How to parse restructuredtext in python?

zhangailin picture zhangailin · Oct 14, 2012 · Viewed 8.3k times · Source

Is there any module that can parse restructuredtext into a tree model?

Can docutils or sphinx do this?

Answer

mbdevpl picture mbdevpl · Feb 10, 2018

I'd like to extend upon the answer from Gareth Latty. "What you probably want is the parser at docutils.parsers.rst" is a good starting point of the answer, but what's next?

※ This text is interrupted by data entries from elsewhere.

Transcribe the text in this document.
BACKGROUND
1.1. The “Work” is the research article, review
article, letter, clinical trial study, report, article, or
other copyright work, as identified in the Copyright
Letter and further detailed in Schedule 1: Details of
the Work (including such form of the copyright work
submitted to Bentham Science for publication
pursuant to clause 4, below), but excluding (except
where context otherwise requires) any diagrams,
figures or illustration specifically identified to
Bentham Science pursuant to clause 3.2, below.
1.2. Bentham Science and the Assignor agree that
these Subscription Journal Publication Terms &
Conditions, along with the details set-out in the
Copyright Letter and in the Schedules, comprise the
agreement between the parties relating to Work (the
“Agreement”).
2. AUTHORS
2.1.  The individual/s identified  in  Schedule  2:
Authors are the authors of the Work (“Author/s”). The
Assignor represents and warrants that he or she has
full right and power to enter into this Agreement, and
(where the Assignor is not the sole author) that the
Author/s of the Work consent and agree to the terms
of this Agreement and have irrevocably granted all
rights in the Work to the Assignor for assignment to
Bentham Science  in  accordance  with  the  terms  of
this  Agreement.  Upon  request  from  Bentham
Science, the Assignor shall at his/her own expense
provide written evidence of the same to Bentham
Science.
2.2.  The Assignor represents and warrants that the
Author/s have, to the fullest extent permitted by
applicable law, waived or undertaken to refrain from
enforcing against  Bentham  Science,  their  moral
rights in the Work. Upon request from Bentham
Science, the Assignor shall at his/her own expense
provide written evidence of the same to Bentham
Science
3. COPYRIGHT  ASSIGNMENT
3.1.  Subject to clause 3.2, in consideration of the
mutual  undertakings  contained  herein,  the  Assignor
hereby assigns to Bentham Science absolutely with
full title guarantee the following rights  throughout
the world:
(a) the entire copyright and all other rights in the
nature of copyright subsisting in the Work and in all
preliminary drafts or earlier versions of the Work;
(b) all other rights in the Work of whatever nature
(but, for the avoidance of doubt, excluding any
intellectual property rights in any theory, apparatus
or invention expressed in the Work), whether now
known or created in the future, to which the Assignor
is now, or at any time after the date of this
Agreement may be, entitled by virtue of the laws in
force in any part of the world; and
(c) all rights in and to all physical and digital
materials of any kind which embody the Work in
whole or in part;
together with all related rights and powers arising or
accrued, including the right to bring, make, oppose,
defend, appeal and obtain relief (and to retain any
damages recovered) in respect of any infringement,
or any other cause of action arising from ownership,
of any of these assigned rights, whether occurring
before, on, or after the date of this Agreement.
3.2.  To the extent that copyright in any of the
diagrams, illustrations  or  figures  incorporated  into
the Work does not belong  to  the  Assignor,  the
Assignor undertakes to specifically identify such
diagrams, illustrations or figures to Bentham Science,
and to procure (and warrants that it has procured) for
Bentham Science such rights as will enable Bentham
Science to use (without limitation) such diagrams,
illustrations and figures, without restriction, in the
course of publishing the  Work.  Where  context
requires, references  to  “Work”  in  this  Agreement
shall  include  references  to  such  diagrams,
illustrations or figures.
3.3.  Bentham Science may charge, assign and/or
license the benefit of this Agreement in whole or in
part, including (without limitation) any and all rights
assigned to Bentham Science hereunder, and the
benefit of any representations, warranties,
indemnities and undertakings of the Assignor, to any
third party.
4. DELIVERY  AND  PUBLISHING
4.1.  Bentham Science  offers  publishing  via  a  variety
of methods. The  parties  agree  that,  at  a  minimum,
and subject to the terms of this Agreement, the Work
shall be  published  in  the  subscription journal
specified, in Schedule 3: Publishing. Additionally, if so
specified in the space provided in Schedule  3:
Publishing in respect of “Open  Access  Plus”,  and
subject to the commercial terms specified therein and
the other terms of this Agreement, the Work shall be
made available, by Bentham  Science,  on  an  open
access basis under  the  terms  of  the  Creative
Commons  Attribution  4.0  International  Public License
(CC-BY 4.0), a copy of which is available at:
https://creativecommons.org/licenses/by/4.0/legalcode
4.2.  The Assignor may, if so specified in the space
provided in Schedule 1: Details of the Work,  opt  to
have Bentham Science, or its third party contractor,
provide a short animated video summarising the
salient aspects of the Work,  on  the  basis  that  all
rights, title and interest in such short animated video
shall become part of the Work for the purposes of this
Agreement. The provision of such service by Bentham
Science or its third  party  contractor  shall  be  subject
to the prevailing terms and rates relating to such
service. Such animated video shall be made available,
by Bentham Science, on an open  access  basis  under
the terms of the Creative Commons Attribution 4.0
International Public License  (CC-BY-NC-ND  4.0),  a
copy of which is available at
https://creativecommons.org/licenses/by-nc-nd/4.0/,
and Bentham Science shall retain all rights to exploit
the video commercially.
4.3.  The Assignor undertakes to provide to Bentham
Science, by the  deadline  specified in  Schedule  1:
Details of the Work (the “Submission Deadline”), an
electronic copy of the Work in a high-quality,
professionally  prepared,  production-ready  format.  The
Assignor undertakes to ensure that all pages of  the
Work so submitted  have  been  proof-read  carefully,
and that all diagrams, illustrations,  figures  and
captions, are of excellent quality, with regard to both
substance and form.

Namely:

How to parse restructuredtext in python?

Below is the exact answer for Python 3.6 and docutils 0.14:

import docutils.nodes
import docutils.parsers.rst
import docutils.utils
import docutils.frontend

def parse_rst(text: str) -> docutils.nodes.document:
    parser = docutils.parsers.rst.Parser()
    components = (docutils.parsers.rst.Parser,)
    settings = docutils.frontend.OptionParser(components=components).get_default_values()
    document = docutils.utils.new_document('<rst-doc>', settings=settings)
    parser.parse(text, document)
    return document

And the resulting document can be processed using, for example, below, which will print all references in the document:

class MyVisitor(docutils.nodes.NodeVisitor):

    def visit_reference(self, node: docutils.nodes.reference) -> None:
        """Called for "reference" nodes."""
        print(node)

    def unknown_visit(self, node: docutils.nodes.Node) -> None:
        """Called for all other node types."""
        pass

Here's how to run it:

doc = parse_rst('spam spam lovely spam')
visitor = MyVisitor(doc)
doc.walk(visitor)